Pooja Gaud sempre soube que fora sequestrada. Quando foi levada por um casal, aos sete anos, a jovem indiana percebeu o que lhe estava a acontecer. Mas não teve como fugir. Conseguiu, finalmente, fazê-lo nove anos depois. Aproveitando um momento em que os seus sequestradores estavam a dormir, tirou-lhes o telemóvel e pesquisou o seu nome no YouTube. Rapidamente foi confrontada com vídeos sobre o seu desaparecimento, em Mumbai, e cartazes com contactos telefónicos.

Sete meses. Foi quanto precisou até ter coragem para pedir ajuda a Pramila Devendra, uma empregada doméstica que trabalhava na casa para onde Pooja tinha sido levada — e onde acabou a trabalhar como babysitter do filho do casal que a sequestrou. Pramila Devendra concordou em ajudá-la, sem pensar duas vezes e ligou para um dos números que aparecia no cartaz: atendeu um vizinho da mãe de Pooja, que pôs mãe e filha em contacto, conta a BBC. As duas falaram por videochamada e depois marcaram um encontro.

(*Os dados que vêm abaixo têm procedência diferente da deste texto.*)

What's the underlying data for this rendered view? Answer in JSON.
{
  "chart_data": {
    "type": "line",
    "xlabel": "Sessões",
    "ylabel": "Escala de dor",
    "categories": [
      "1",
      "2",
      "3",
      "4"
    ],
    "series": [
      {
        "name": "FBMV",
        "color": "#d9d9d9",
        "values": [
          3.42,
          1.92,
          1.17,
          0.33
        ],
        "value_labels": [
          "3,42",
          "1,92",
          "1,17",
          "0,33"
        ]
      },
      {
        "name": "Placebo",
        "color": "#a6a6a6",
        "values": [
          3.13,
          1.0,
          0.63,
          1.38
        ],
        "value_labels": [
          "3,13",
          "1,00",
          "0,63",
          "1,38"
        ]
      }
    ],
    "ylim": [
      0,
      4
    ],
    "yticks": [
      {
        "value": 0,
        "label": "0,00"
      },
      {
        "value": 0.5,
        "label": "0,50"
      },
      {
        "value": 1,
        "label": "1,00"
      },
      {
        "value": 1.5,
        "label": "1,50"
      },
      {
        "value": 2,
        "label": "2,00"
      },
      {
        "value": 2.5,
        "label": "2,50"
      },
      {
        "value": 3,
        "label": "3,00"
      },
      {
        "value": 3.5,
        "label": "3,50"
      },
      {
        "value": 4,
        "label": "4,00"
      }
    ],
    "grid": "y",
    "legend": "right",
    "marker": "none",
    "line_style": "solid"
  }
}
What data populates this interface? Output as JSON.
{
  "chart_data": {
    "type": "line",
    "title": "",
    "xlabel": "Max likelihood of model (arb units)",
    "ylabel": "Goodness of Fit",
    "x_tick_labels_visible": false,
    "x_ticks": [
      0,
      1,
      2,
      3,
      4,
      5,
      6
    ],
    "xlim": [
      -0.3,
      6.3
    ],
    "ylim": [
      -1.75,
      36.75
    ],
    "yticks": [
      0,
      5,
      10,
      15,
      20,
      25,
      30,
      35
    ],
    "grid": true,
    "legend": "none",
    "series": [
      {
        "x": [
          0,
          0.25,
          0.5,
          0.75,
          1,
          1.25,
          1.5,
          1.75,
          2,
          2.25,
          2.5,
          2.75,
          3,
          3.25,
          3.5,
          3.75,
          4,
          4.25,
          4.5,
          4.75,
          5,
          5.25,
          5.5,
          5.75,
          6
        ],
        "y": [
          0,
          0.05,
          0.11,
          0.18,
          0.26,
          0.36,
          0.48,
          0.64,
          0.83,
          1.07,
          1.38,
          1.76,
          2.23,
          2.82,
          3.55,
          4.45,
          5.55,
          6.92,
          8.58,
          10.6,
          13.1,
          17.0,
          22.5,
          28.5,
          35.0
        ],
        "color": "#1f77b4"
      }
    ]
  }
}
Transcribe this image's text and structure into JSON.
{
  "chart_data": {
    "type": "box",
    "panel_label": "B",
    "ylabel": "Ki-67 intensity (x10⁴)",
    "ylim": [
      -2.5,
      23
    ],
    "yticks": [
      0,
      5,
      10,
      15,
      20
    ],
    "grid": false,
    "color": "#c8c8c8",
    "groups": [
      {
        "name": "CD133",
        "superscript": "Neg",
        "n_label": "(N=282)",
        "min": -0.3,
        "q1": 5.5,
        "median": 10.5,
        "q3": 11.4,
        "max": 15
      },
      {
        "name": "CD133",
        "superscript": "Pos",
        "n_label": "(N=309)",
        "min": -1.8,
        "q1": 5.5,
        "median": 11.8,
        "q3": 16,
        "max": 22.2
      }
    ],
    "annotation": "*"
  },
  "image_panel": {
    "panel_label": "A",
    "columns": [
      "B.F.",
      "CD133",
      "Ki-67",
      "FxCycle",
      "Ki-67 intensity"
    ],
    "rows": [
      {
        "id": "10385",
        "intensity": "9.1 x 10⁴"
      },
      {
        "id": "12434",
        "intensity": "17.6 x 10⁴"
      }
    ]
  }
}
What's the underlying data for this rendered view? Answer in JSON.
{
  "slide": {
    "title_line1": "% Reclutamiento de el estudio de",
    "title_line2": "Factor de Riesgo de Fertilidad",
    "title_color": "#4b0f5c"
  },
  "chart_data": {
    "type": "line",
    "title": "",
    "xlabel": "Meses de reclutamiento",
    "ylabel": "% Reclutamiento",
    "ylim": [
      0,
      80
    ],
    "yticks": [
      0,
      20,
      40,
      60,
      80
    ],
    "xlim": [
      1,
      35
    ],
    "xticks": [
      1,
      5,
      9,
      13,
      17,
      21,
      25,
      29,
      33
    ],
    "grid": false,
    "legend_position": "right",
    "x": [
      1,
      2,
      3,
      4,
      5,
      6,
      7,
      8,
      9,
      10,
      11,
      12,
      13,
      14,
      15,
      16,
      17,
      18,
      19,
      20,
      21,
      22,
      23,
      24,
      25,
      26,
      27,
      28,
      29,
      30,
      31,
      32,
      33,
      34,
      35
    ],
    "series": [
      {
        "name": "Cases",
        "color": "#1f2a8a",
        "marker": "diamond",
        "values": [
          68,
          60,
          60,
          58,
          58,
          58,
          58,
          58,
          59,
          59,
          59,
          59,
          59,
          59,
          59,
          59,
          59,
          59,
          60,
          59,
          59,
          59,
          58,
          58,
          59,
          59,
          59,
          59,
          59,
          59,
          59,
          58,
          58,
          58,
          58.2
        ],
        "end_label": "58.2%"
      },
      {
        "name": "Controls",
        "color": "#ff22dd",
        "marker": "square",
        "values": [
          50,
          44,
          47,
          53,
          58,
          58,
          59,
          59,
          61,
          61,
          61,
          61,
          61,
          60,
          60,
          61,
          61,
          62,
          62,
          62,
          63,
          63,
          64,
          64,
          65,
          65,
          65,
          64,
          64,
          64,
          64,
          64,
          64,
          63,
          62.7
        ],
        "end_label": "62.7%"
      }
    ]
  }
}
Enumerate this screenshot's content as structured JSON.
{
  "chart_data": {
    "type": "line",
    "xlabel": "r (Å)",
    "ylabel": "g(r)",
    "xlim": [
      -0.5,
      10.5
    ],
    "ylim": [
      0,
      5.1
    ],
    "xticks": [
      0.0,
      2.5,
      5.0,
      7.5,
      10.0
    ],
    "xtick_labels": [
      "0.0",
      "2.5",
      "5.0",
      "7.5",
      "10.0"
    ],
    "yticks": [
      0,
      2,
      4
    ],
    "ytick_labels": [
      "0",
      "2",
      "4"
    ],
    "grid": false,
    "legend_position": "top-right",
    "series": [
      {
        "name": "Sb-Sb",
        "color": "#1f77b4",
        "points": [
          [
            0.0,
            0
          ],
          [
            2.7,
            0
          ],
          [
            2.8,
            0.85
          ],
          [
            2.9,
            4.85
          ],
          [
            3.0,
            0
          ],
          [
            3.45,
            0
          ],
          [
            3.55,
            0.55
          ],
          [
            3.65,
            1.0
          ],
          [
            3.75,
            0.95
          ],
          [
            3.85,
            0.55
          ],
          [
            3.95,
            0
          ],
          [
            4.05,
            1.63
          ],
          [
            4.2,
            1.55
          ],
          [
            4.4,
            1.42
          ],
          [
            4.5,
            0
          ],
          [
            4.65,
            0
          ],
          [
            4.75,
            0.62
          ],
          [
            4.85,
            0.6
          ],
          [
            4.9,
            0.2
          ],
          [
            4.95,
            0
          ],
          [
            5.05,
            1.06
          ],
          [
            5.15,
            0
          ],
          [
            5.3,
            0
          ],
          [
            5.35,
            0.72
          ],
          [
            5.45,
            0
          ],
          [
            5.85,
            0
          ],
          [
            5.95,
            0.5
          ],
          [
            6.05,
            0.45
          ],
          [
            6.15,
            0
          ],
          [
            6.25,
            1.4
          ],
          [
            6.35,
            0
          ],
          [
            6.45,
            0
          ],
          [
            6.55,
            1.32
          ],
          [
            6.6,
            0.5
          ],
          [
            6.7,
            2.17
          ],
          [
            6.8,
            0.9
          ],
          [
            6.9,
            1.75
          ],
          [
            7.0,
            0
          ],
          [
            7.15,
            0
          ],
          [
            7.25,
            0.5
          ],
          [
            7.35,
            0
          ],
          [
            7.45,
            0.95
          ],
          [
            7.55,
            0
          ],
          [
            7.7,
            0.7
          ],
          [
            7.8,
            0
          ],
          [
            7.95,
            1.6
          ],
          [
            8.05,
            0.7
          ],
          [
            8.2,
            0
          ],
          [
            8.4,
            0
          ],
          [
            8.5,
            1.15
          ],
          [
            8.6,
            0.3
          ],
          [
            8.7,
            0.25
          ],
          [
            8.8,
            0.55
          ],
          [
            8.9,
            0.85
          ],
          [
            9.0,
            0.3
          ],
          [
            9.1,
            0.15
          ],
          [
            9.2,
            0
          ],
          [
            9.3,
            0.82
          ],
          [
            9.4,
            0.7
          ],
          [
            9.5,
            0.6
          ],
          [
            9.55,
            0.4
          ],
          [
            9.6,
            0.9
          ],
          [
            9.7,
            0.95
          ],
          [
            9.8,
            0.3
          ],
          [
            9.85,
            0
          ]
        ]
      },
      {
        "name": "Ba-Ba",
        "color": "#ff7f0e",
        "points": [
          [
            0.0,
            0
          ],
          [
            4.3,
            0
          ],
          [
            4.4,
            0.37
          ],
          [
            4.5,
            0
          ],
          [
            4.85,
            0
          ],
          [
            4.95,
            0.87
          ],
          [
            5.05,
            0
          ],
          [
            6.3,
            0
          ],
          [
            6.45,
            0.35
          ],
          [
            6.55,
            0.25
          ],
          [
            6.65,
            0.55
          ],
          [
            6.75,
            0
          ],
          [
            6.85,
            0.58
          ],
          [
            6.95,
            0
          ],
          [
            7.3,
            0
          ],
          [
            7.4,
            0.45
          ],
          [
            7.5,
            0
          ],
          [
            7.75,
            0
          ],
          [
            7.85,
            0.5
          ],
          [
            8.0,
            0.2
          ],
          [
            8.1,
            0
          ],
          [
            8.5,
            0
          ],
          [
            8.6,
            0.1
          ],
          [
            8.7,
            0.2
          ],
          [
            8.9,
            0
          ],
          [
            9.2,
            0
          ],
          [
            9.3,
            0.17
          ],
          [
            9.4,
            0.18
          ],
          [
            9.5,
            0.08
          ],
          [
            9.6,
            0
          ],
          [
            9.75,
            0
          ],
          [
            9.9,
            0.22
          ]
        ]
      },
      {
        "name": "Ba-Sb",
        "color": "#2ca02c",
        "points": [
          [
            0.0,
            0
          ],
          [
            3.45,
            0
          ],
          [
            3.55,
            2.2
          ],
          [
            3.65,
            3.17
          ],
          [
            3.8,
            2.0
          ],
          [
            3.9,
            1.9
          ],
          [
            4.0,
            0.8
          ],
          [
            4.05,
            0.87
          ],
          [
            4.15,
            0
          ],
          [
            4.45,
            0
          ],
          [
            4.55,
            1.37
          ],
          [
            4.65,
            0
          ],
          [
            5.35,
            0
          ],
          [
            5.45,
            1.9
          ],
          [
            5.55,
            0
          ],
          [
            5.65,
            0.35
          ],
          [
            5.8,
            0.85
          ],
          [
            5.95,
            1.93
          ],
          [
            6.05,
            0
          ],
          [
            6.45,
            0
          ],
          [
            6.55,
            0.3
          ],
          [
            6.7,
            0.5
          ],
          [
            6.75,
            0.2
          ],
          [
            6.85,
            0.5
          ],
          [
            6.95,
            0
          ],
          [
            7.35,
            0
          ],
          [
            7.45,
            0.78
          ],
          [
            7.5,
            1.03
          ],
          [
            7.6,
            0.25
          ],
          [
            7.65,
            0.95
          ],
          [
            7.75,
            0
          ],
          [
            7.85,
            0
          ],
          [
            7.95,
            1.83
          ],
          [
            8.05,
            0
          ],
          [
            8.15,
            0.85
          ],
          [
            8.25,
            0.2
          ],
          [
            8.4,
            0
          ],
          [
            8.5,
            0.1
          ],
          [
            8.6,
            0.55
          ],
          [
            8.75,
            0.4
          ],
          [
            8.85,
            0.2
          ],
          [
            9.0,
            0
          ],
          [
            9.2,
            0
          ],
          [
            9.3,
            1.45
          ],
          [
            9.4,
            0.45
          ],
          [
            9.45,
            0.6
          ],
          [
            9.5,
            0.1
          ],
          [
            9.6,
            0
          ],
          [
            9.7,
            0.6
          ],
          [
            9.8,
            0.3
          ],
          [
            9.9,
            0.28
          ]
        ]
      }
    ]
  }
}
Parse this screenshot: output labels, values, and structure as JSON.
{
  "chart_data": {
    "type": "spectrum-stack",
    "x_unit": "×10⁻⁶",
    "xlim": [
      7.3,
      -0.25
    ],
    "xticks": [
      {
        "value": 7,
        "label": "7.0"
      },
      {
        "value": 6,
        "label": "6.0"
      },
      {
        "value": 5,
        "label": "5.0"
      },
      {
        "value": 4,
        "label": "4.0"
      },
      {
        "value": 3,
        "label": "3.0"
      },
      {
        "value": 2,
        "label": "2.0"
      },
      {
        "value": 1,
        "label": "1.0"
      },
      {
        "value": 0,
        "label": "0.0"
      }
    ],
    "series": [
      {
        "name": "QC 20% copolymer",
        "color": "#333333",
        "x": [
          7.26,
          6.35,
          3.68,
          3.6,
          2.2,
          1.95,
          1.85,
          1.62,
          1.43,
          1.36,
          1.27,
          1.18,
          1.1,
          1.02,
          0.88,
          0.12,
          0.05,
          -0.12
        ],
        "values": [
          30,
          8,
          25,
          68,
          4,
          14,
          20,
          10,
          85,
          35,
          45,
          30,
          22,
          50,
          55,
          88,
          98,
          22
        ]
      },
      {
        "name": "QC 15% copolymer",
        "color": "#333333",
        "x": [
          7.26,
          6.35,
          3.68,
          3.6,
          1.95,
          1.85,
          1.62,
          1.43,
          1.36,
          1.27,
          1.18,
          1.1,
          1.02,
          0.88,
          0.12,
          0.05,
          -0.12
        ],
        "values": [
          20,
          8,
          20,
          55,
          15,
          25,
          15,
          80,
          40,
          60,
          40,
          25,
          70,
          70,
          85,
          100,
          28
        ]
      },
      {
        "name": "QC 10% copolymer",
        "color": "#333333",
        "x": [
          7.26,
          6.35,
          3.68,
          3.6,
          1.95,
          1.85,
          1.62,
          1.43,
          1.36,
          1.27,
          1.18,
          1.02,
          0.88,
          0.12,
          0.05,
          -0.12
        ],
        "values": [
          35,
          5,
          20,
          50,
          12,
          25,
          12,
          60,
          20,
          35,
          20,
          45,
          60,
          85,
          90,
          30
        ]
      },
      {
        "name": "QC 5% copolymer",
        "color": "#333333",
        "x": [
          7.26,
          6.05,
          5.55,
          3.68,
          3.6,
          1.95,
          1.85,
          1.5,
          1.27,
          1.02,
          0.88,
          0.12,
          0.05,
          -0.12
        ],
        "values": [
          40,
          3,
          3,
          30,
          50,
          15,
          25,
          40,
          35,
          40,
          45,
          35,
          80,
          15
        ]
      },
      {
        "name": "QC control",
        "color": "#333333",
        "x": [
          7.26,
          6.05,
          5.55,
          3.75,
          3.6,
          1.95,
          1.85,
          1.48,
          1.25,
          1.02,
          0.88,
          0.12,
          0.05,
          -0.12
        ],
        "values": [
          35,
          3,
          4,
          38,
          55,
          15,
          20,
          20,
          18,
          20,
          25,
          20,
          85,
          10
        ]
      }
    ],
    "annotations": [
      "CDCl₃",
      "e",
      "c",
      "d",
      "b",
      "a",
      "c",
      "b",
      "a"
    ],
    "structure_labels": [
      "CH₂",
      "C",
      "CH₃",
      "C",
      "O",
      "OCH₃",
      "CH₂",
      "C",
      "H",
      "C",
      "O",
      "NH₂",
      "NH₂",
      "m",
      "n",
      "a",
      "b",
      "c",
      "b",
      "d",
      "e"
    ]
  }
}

Todas as minhas dúvidas desapareceram imediatamente. Eu sabia que havia encontrado minha filha”, disse a mãe, Poonam Gaud, à BBC, explicando que teve a certeza que estava perante a sua filha devido a uma marca de nascença.

Após o encontro, a jovem indiana, alguns membros da família e a empregada doméstica que a ajudou a fugir foram à polícia para apresentar queixa. “Contei tudo à polícia. Até contei onde moravam meus sequestradores”, disse Pooja à BBC. Os detalhes que forneceu levou à identificação do casal, Harry e Soni D’Souza, entretanto acusado​ de sequestro, ameaças, violência física e desrespeito às leis de trabalho infantil. A polícia anunciou que o homem foi preso, mas não adiantou as razões pelas quais a mulher não foi também detida.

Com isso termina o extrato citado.